Angiotensin-converting enzyme (ACE) inhibitors, angiotensin receptor blockers (ARBs), and β-blockers are the first-line cardioprotective prescriptions to prevent DMD cardiac manifestations [121,122,123,124]. While ACE inhibitors are used with or without beta blockers for cardiomyopathy in muscular dystrophy patients, congestive heart failure is treated with diuretics and oxygen. Nevertheless, cardiac transplantations are usually offered to DMD patients and symptomatic carriers with severe dilated cardiomyopathy [13,125,126]. Angiotensin II is involved in the fibrotic process of skeletal muscle and heart [127]. The ACE inhibitor perindopril is associated with lower mortality in young DMD patients with cardiomyopathy [128].

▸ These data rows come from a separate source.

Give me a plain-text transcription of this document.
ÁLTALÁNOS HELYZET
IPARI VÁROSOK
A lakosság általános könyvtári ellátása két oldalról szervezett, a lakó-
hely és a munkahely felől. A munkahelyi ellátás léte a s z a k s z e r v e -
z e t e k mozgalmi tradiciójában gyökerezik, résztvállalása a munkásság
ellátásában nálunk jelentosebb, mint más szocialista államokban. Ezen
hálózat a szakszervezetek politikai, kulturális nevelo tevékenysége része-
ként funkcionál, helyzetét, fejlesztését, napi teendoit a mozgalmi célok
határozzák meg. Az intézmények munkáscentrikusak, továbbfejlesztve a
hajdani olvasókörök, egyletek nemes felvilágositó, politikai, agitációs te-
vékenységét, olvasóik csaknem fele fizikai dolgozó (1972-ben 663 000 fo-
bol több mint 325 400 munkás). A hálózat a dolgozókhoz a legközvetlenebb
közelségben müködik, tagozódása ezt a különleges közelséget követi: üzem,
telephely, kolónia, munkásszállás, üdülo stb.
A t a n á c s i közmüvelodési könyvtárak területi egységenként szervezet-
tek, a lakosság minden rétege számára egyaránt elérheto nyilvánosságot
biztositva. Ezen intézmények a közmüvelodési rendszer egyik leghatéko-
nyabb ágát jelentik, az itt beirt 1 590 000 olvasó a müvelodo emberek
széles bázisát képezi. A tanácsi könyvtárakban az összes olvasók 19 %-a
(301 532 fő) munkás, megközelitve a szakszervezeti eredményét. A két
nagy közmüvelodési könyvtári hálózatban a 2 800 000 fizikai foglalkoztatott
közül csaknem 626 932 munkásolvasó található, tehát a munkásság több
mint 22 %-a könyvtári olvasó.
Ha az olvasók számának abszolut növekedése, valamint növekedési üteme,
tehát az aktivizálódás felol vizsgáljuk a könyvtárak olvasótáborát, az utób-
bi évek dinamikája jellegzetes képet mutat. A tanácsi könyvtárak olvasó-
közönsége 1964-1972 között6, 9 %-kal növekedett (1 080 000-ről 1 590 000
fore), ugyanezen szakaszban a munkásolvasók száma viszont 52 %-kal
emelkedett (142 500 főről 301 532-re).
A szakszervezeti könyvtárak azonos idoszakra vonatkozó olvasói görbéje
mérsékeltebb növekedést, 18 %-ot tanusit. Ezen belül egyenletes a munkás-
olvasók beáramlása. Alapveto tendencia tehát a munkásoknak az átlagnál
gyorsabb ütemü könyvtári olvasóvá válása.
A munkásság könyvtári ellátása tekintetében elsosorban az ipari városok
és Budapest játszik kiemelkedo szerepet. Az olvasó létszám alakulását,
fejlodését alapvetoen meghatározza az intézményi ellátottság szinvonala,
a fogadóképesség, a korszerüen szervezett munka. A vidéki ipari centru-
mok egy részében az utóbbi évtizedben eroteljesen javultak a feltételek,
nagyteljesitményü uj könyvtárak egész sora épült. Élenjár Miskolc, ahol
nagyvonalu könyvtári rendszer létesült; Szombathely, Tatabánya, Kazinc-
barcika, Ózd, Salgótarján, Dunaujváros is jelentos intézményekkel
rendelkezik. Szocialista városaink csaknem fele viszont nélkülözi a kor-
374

Duchenne muscular dystrophy affects multiple organs, thus, besides physiotherapy, a multidisciplinary approach for pulmonary, cardiac, and orthopedic care will be adopted.. Clinical neurologists need to relate to patients and families with neurologic problems since mental retardation might be part of Duchenne's picture. Duchenne muscular dystrophy patients suffer from skeletal muscle degeneration as well as lung and heart function limitations. However, advances in pulmonary care have significantly reduced respiratory complications [129]. The combination of yoga and early-age physiotherapy intervention improves pulmonary function in children with DMD [130]. Also, home exercise plays an important role in preventing early complications in patients with muscular dystrophy [131] and may increase their bone mass [132]. There is some general dietary advice such as on the consumption of micronutrients (multivitamins, calcium, vitamin D, high protein diet with low fat and carbohydrates) which should be part of a good dietary practice. However, DMD patients should always consult with their physicians for their nutrient requirements [129].

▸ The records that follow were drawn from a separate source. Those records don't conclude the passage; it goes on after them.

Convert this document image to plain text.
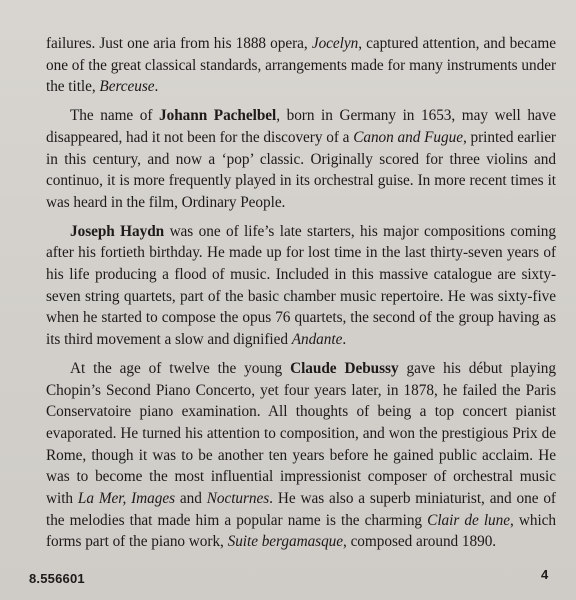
failures. Just one aria from his 1888 opera, Jocelyn, captured attention, and became one of the great classical standards, arrangements made for many instruments under the title, Berceuse.

The name of Johann Pachelbel, born in Germany in 1653, may well have disappeared, had it not been for the discovery of a Canon and Fugue, printed earlier in this century, and now a ‘pop’ classic. Originally scored for three violins and continuo, it is more frequently played in its orchestral guise. In more recent times it was heard in the film, Ordinary People.

Joseph Haydn was one of life’s late starters, his major compositions coming after his fortieth birthday. He made up for lost time in the last thirty-seven years of his life producing a flood of music. Included in this massive catalogue are sixty-seven string quartets, part of the basic chamber music repertoire. He was sixty-five when he started to compose the opus 76 quartets, the second of the group having as its third movement a slow and dignified Andante.

At the age of twelve the young Claude Debussy gave his début playing Chopin’s Second Piano Concerto, yet four years later, in 1878, he failed the Paris Conservatoire piano examination. All thoughts of being a top concert pianist evaporated. He turned his attention to composition, and won the prestigious Prix de Rome, though it was to be another ten years before he gained public acclaim. He was to become the most influential impressionist composer of orchestral music with La Mer, Images and Nocturnes. He was also a superb miniaturist, and one of the melodies that made him a popular name is the charming Clair de lune, which forms part of the piano work, Suite bergamasque, composed around 1890.

8.556601	4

Duchenne muscular dystrophy gene therapy strategies are comprehensively reported elsewhere [95,97]. Eteplirsen, an antisense-oligonucleotide drug for exon 51 skipping from the Dystrophin gene, is available on the market after FDA approval in 2017 [133], however, there are reservations about its efficacy. Other FDA-approved exon-skipping drugs include ExonDys-51 for exon 51, VyonDys-53 and Viltolarsen for exon 53, and AmonDys-45 for exon 45 skipping [134]. Exon 51 skipping offers gene therapy for up to 14% of DMD patients [133]. Other antisense oligonucleotide drugs in the pipeline include casimersen for exon 45, golodirsen for exon 53, and suvodirsen for exon 51 skipping [135].

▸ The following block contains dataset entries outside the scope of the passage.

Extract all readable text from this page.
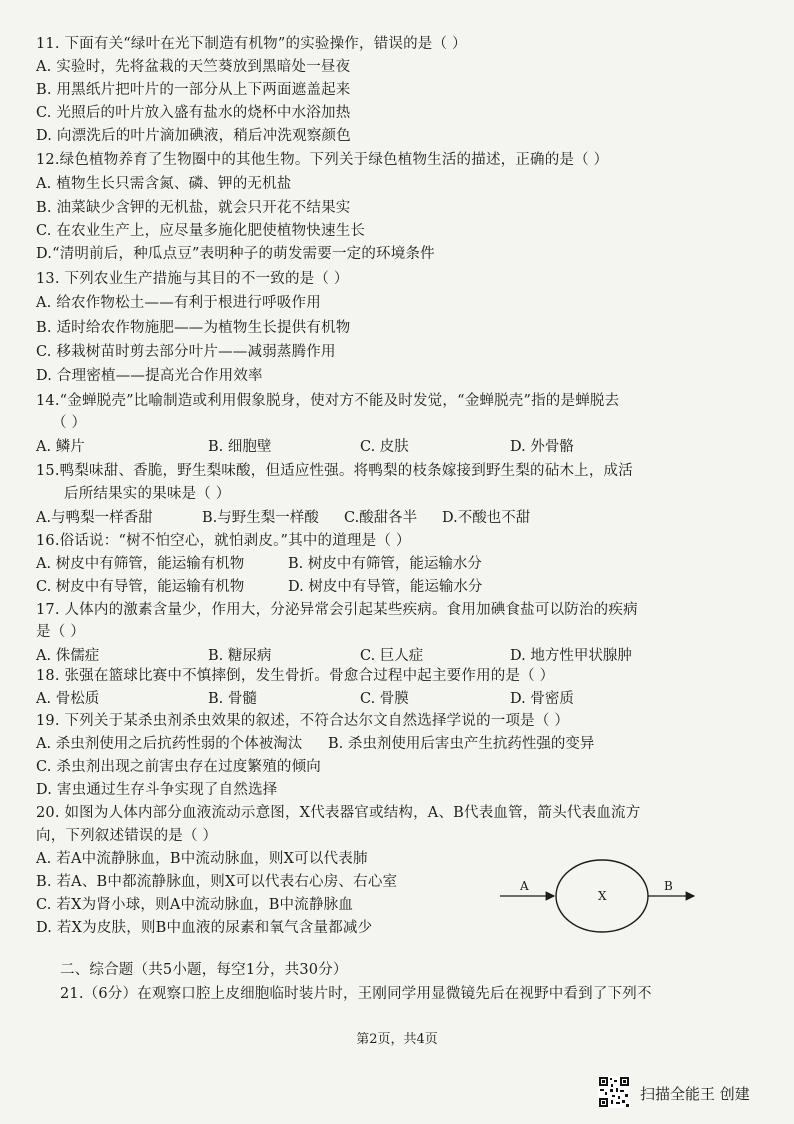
11. 下面有关“绿叶在光下制造有机物”的实验操作，错误的是（ ）
A. 实验时，先将盆栽的天竺葵放到黑暗处一昼夜
B. 用黑纸片把叶片的一部分从上下两面遮盖起来
C. 光照后的叶片放入盛有盐水的烧杯中水浴加热
D. 向漂洗后的叶片滴加碘液，稍后冲洗观察颜色
12.绿色植物养育了生物圈中的其他生物。下列关于绿色植物生活的描述，正确的是（ ）
A. 植物生长只需含氮、磷、钾的无机盐
B. 油菜缺少含钾的无机盐，就会只开花不结果实
C. 在农业生产上，应尽量多施化肥使植物快速生长
D.“清明前后，种瓜点豆”表明种子的萌发需要一定的环境条件
13. 下列农业生产措施与其目的不一致的是（ ）
A. 给农作物松土——有利于根进行呼吸作用
B. 适时给农作物施肥——为植物生长提供有机物
C. 移栽树苗时剪去部分叶片——减弱蒸腾作用
D. 合理密植——提高光合作用效率
14.“金蝉脱壳”比喻制造或利用假象脱身，使对方不能及时发觉，“金蝉脱壳”指的是蝉脱去
（ ）
A. 鳞片	B. 细胞壁	C. 皮肤	D. 外骨骼
15.鸭梨味甜、香脆，野生梨味酸，但适应性强。将鸭梨的枝条嫁接到野生梨的砧木上，成活
后所结果实的果味是（ ）
A.与鸭梨一样香甜	B.与野生梨一样酸 C.酸甜各半 D.不酸也不甜
16.俗话说：“树不怕空心，就怕剥皮。”其中的道理是（ ）
A. 树皮中有筛管，能运输有机物	B. 树皮中有筛管，能运输水分
C. 树皮中有导管，能运输有机物	D. 树皮中有导管，能运输水分
17. 人体内的激素含量少，作用大，分泌异常会引起某些疾病。食用加碘食盐可以防治的疾病
是（ ）
A. 侏儒症	B. 糖尿病	C. 巨人症	D. 地方性甲状腺肿
18. 张强在篮球比赛中不慎摔倒，发生骨折。骨愈合过程中起主要作用的是（ ）
A. 骨松质	B. 骨髓	C. 骨膜	D. 骨密质
19. 下列关于某杀虫剂杀虫效果的叙述，不符合达尔文自然选择学说的一项是（ ）
A. 杀虫剂使用之后抗药性弱的个体被淘汰 B. 杀虫剂使用后害虫产生抗药性强的变异
C. 杀虫剂出现之前害虫存在过度繁殖的倾向
D. 害虫通过生存斗争实现了自然选择
20. 如图为人体内部分血液流动示意图，X代表器官或结构，A、B代表血管，箭头代表血流方
向，下列叙述错误的是（ ）
A. 若A中流静脉血，B中流动脉血，则X可以代表肺
B. 若A、B中都流静脉血，则X可以代表右心房、右心室
C. 若X为肾小球，则A中流动脉血，B中流静脉血
D. 若X为皮肤，则B中血液的尿素和氧气含量都减少
A
X
B
二、综合题（共5小题，每空1分，共30分）
21.（6分）在观察口腔上皮细胞临时装片时，王刚同学用显微镜先后在视野中看到了下列不
第2页，共4页
扫描全能王 创建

Prime gene editing alone is able to correct up to 89% of the genetic mutations causing genetic diseases [136]. Dystrophin restoration therapies have been developed using synthetic antisense oligonucleotides drugs (genetic medicine, genetic drugs, or gene drugs) to restore the reading frame by exon skipping or exon reframing for individuals with specific pathogenic variants in the Dystrophin gene [137,138,139]. Bello and colleagues conclude that patients with deletions ending at exon 51 (del X-51) or an exon 48 isolated deletion (del 48) have mild or asymptomatic BMD, while deletions starting at exon 45 (del 45-X) cause relatively severe weakness [16]. Similar to the deletion of exons 45–55 [140], the deletion of exons 10–25, 10–29, and 11–30 show dystrophin quantities similar to control [16], providing models for exon skipping of deletions within these exonic intervals.